Time Limit: 2000/1000 MS (Java/Others) Memory Limit: 32768/32768 K (Java/Others)
Total Submission(s): 2016 Accepted Submission(s): 1048
Problem Description
Nim is a two-player mathematic game of strategy in which players take turns removing objects from distinct heaps. On each turn, a player must remove at least one object, and may remove any number of objects provided they all come from the same heap.
Nim is usually played as a misere game, in which the player to take the last object loses. Nim can also be played as a normal play game, which means that the person who makes the last move (i.e., who takes the last object) wins. This is called normal play because most games follow this convention, even though Nim usually does not.

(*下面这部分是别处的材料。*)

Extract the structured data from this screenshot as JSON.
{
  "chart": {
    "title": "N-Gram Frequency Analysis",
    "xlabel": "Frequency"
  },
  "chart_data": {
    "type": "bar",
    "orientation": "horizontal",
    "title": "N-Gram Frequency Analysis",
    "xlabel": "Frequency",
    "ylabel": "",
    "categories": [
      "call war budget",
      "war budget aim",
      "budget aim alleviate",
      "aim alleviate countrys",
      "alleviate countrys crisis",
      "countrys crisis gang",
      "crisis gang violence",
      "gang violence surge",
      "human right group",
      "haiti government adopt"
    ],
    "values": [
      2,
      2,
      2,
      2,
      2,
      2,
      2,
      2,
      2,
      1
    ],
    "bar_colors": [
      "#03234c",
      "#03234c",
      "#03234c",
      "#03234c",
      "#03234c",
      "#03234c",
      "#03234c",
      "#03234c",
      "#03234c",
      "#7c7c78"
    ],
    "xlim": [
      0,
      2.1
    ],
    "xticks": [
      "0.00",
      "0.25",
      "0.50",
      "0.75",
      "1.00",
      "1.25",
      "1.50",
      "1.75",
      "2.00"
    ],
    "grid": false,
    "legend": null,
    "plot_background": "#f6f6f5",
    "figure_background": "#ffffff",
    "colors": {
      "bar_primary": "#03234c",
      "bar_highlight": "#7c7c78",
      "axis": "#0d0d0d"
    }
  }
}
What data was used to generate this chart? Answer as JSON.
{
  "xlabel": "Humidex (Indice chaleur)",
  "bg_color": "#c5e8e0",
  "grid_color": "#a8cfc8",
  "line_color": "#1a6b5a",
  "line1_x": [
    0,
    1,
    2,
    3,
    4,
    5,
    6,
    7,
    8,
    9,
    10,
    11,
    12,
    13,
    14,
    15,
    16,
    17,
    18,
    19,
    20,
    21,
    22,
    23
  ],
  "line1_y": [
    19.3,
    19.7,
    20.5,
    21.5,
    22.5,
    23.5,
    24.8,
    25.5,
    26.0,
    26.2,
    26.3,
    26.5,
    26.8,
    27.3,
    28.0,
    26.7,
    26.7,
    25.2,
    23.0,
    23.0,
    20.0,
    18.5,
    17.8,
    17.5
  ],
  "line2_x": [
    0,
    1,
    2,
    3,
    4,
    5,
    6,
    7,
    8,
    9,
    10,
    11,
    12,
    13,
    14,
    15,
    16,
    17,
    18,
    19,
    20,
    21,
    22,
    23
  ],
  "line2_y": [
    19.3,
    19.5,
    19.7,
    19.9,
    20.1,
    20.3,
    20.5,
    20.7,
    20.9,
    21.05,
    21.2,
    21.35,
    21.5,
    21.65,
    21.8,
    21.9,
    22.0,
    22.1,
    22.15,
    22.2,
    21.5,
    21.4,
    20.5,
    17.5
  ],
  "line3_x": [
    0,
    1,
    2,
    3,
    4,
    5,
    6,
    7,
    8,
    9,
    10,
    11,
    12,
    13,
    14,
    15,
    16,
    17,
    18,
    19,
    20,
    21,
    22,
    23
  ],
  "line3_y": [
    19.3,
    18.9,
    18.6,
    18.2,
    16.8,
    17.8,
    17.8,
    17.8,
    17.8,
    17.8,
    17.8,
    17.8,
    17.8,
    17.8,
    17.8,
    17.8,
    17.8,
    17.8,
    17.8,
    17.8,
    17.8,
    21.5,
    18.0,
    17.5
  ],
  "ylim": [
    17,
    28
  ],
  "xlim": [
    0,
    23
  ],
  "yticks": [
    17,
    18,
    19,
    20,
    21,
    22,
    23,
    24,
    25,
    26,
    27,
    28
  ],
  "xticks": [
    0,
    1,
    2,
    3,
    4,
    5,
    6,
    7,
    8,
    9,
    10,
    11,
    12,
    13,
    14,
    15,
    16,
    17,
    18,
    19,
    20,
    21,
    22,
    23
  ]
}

Alice and Bob is tired of playing Nim under the standard rule, so they make a difference by also allowing the player to separate one of the heaps into two smaller ones. That is, each turn the player may either remove any number of objects from a heap or separate a heap into two smaller ones, and the one who takes the last object wins.
Input
Input contains multiple test cases. The first line is an integer 1 ≤ T ≤ 100, the number of test cases. Each case begins with an integer N, indicating the number of the heaps, the next line contains N integers s[0], s[1], …., s[N-1], representing heaps with s[0], s[1], …, s[N-1] objects respectively.(1 ≤ N ≤ 10^6, 1 ≤ S[i] ≤ 2^31 - 1)
Output
For each test case, output a line which contains either “Alice” or “Bob”, which is the winner of this game. Alice will play first. You may asume they never make mistakes.
Sample Input
2
3
2 2 3
2
3 3
Sample Output
Alice
Bob
【题目链接】:http://acm.hdu.edu.cn/showproblem.php?pid=3032
【题解】
可以通过sg[i]=mex{sg[0..i-1],sg[x]^sg[y]}来计算所有的sg函数(部分)
(mex是不属于这个集合的最小整数,且其中x+y==i)
如
sg[0]=0;
sg[1]=1
sg[2] = mex(sg[0],sg[1],sg[1]^sg[1])=2
sg[3] = mex(sg[0],sg[1],sg[2],sg[1]^sg[2]) = 4
…
写一个打表的程序算一下,找下规律
->
sg[4n+1]=4n+1,sg[4n+2]=4n+2;
sg[4n+3]=4n+4;
sg[4n+4] = 4n+3;
n∈N
然后用组合博弈的解决办法求异或值;
为0则先手输,否则先手赢;
【打表程序↓(0..50的sg函数值)】
#include <bits/stdc++.h>
using namespace std;
#define lson l,m,rt<<1
#define rson m+1,r,rt<<1|1
#define LL long long
#define rep1(i,a,b) for (int i = a;i <= b;i++)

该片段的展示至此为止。